In the race towards achieving computing supremacy, almost every tech corporation has been trying their hand at the extremely hyped-Quantum computers. But industry veterans IBM have come out with the fully-functioning Integrated Quantum Computing System geared for commercial use at CES (Consumer Electronics Show) 2019.

IBM claims to bring something to table which has been missing from most of the existing quantum computers in the world – Reliability. They managed to pull this off by building the device using their very own integrated systems.

“This is something IBM brings to the market that no one else really does. We know how to do integrated systems. The electronics for a quantum computer are not something you go buy off the shelf.
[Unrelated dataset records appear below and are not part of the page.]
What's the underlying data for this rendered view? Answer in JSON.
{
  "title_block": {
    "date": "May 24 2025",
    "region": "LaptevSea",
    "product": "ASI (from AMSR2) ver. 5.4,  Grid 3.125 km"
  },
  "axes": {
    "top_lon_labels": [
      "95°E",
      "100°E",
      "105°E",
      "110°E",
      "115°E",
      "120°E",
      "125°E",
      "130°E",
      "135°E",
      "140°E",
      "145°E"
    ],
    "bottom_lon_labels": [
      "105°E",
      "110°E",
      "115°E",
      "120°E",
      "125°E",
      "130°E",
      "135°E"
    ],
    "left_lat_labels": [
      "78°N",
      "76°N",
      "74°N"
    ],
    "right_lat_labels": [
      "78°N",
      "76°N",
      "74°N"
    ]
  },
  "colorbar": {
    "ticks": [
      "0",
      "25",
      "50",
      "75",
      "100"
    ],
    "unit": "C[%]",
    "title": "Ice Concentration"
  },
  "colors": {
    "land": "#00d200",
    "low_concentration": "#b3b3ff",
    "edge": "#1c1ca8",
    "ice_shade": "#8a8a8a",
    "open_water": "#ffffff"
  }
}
You need a temperature controlled environment, you need to minimize the vibrations — anything that might disrupt the quantum calculations.” told IBM’s VP of quantum research, Bob Sutor in an interview with The Verge.

Here’s a quick run down on what exactly is all this. Quantum Computers work on the principle of superposition of Qubits (Q Bits). So what this means is, usually in conventional computers data is processed in the form of binary bits i.e 0 and 1. Meaning your inputs are either 0 or 1. But in Quantum computers, both the bits exist simultaneously, until measured. These computers leverage this concept by managing to make quantum matter exist in this superposition state, where it exists in either state at once. While one qubit wouldn’t seem powerful, a combination of qubits would improve the scope of these computers tremendously.

Consider a tradional computer in which you have 2 bits. The two bits together can take one single value out of a possible 4 values (00,10,01,11). But in Quantum computers, all the 4 values can exist simultaneously. And the number of possible values it can take increasing exponentially as the number of qubits (or bits) increases.

To puts things into perspective, the IBM Q System One is a 20 qubit processing computer. Meaning it essentially has 524,288 bits to handle the data and signals. And IBM has managed to package this highly intricate hardware into a gorgeous stainless steel cylinder suspended from the ceiling, all enclosed in a 9 x 9 ft glass cube.

The Q System One clearly looks like its a thing from the future


This new center will house some of the world’s most advanced cloud-based quantum computing systems, which will be accessible to members of the IBM Q Network, a worldwide community of leading Fortune 500 companies, startups, academic institutions, and national research labs working with IBM to advance quantum computing and explore practical applications for business and science.

IBM News Room

Argonne National Laboratory, CERN, ExxonMobil, Fermilab, and Lawrence Berkeley National Laboratory are some of the latest additions to the Q Network.

IBM’s Q Quantum Computation Centre will soon be opened in Poughkeepsie, New York. This Centre will house the Q System One and organizations will be able to harness the power of these quantum computers on a pay per use basis. This new technology which has so far been available only within the confines of a lab could now be a real game changer in several fields such as Drug Delivery, Materials, Stock Market, Scientific Simulations.